Wendy Davis never had a chance, but she was a terrible candidate

When Wendy Davis lost to Greg Abbott last Tuesday, it was not surprising. But what would have been surprising looking at her campaign from the perspective of her initial rise to fame was the scale of the loss. But by election day I had seen the train wreck develop here in Texas based on how bad the Davis campaign was. Today, Ross Douthat in the NY Times reflected from the outside and made a devastating comparison

The Christine O’Donnell thing really did happen more or less by accident, because she happened to be in the right place at the right time to catch an anti-establishment wave and win a primary in which she was supposed to be a protest candidate. Whereas the Davis experiment was intentionally designed: She was treated to fawning press coverage, lavished with funding, had the primary field mostly cleared for her, and was touted repeatedly as part of an actual party strategy for competing in a conservative-leaning state. Of course she had a much more impressive resume than O’Donnell, with less witchcraft and real political experience, and in that sense she made a more credible candidate overall. (Though, ahem, O’Donnell actually outperformed Davis at the polls in the end …)

Ouch.

Remarkably, the morning after, longtime Texas Monthly political writer Paul Burka wrote

Davis didn’t run a bad race. She raised a lot of money and she chipped away at Abbott’s weaknesses with some effectiveness.

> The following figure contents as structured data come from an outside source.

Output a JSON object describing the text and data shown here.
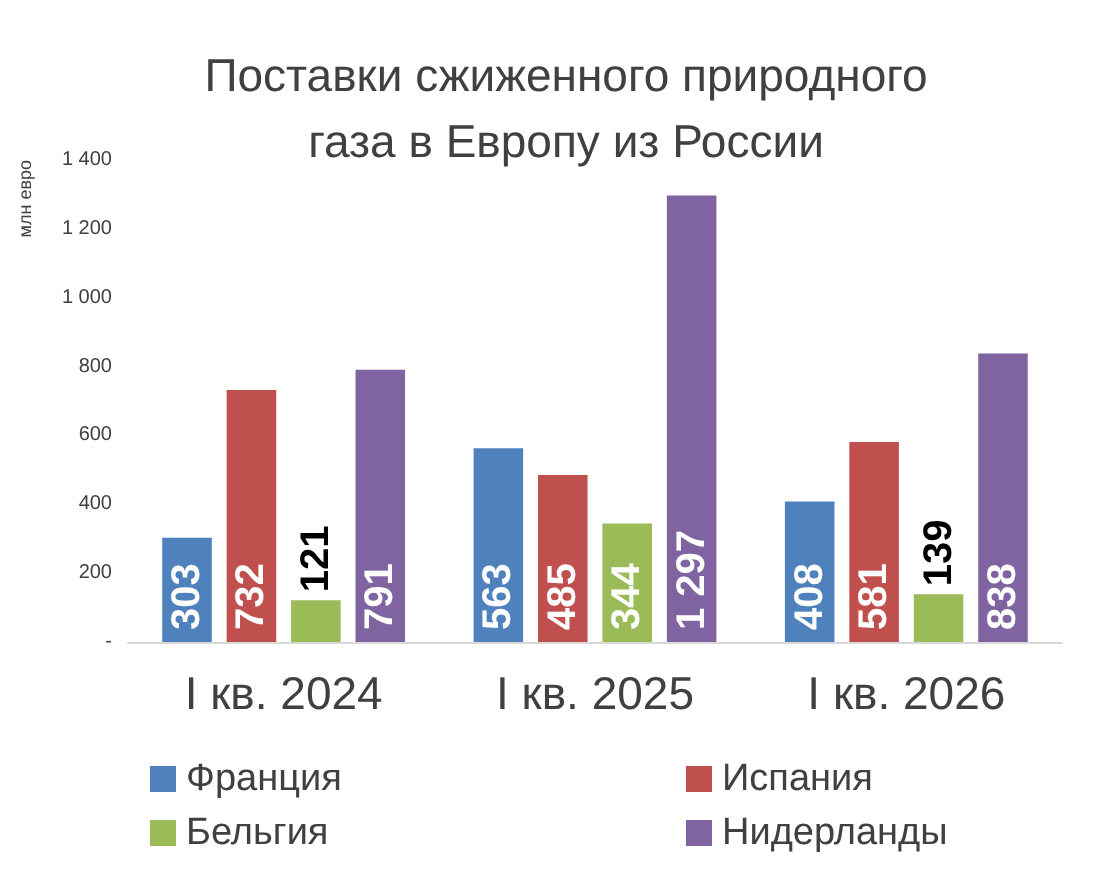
{
  "chart_data": {
    "type": "bar",
    "title": "Поставки сжиженного природного\nгаза в Европу из России",
    "ylabel": "млн евро",
    "categories": [
      "I кв. 2024",
      "I кв. 2025",
      "I кв. 2026"
    ],
    "series": [
      {
        "name": "Франция",
        "color": "#4f81bd",
        "values": [
          303,
          563,
          408
        ],
        "value_labels": [
          "303",
          "563",
          "408"
        ]
      },
      {
        "name": "Испания",
        "color": "#c0504d",
        "values": [
          732,
          485,
          581
        ],
        "value_labels": [
          "732",
          "485",
          "581"
        ]
      },
      {
        "name": "Бельгия",
        "color": "#9bbb59",
        "values": [
          121,
          344,
          139
        ],
        "value_labels": [
          "121",
          "344",
          "139"
        ]
      },
      {
        "name": "Нидерланды",
        "color": "#8064a2",
        "values": [
          791,
          1297,
          838
        ],
        "value_labels": [
          "791",
          "1 297",
          "838"
        ]
      }
    ],
    "ylim": [
      0,
      1400
    ],
    "yticks": [
      {
        "value": 0,
        "label": "-"
      },
      200,
      400,
      600,
      800,
      {
        "value": 1000,
        "label": "1 000"
      },
      {
        "value": 1200,
        "label": "1 200"
      },
      {
        "value": 1400,
        "label": "1 400"
      }
    ],
    "grid": false,
    "legend": "bottom"
  }
}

The Texas Tribune’s Jay Root disagrees.

Davis probably never had a modicum of a chance to win the Texas governor’s race. The 2014 election turned out to be another wave election that cost Democrats the U.S. Senate, governor’s races in heavily Democratic states and competitive legislative races across the land, including here.

But for more than a year, Democrats were crowing that with a well-funded turnout operation, Davis was the kind of candidate who could at least move the needle for the bedraggled party, which hadn’t won a statewide election since 1994. In one sense they were correct: She moved the needle, all right — backward.

Root talks about how Davis failed to utilize her inspiring personal story

When the curtain came down on Team Davis, the campaign had not aired a single English-language TV ad focusing on the Fort Worth senator’s up-from-the-trailer-park narrative once seen as her campaign’s thematic foundation. In the final days, Davis couldn’t afford to effectively air such an ad, despite her campaign’s own claims of raising almost $40 million, a top official acknowledged.

We probably don’t watch as much TV in the prime advertising slots as most prospective voters, and I time shift past commercials when I can. I did see some of the gubernatorial ads when I couldn’t avoid them during live events like sports, and I saw some of the online coverage in blogs and social media. I didn’t watch any of the debates, but I glanced at some of the news stories about them. My perspective on the race is thus pretty limited, but I suspect that it’s not that different from what an average Texas likely voter actually saw.

So, within that window, Wendy Davis started as someone who was pro-choice and against regulation of abortions at 20 weeks or later. She then told me that she was:

Really? I mean, Ted Nugent is a loon, but his groupie history and Abbott’s defense of sex toy laws as AG never seemed like things that are priorities for Texas. And while Root says Davis didn’t have the resources to run positive ads, the Kirby Vacuum salesman ad was one that I saw a lot more than anything else from Davis.

Setting aside problems with the up from the trailer park narrative, and the general problem of trying to base your narrative on overcoming adversity when running against the guy in a wheelchair, Davis never established a positive agenda that I could detect. There were lots of things that Davis could have used on the negative side against Abbott, but it seems to me that a smarter campaign would have realized that for average voters, Greg Abbott is still a nonentity. The place to attack Abbott was not for anything specific about Abbott himself: it was as a continuation of the bad parts of one-party rule and the continuation of Rick Perry’s time as Gov. I would have gone after:

  • dysfunction in the lege that meant that initiatives tapping the Rainy Day Fund were needed to deal with funding for basic things like roads and water over the past few elections
  • cronyism and its effects on things like CPRIT and the Texas Enterprise Fund.
  • the ways in which Perry’s appointments and The TPPF agenda have been hurting higher ed in Texas. Ted Nugent is a loon, but perhaps it would have been better to point out the looniness of Wallace Hall.  Despite the dislike for us pointy-headed pinko academics, I think that between sports and economics, even some conservative Texans are uncomfortable with where Perry’s Regents have been taking the UT and TAMU systems. The defenestration of Bill Powers was recent news.

Davis was perhaps never the best candidate to make these points. But she was the anointed candidate and while I agree that she was doomed from day 1, moving the needle forward required showing that there was more to her than pink sneakers and abortion celebrity.  Instead, she showed us that there was less.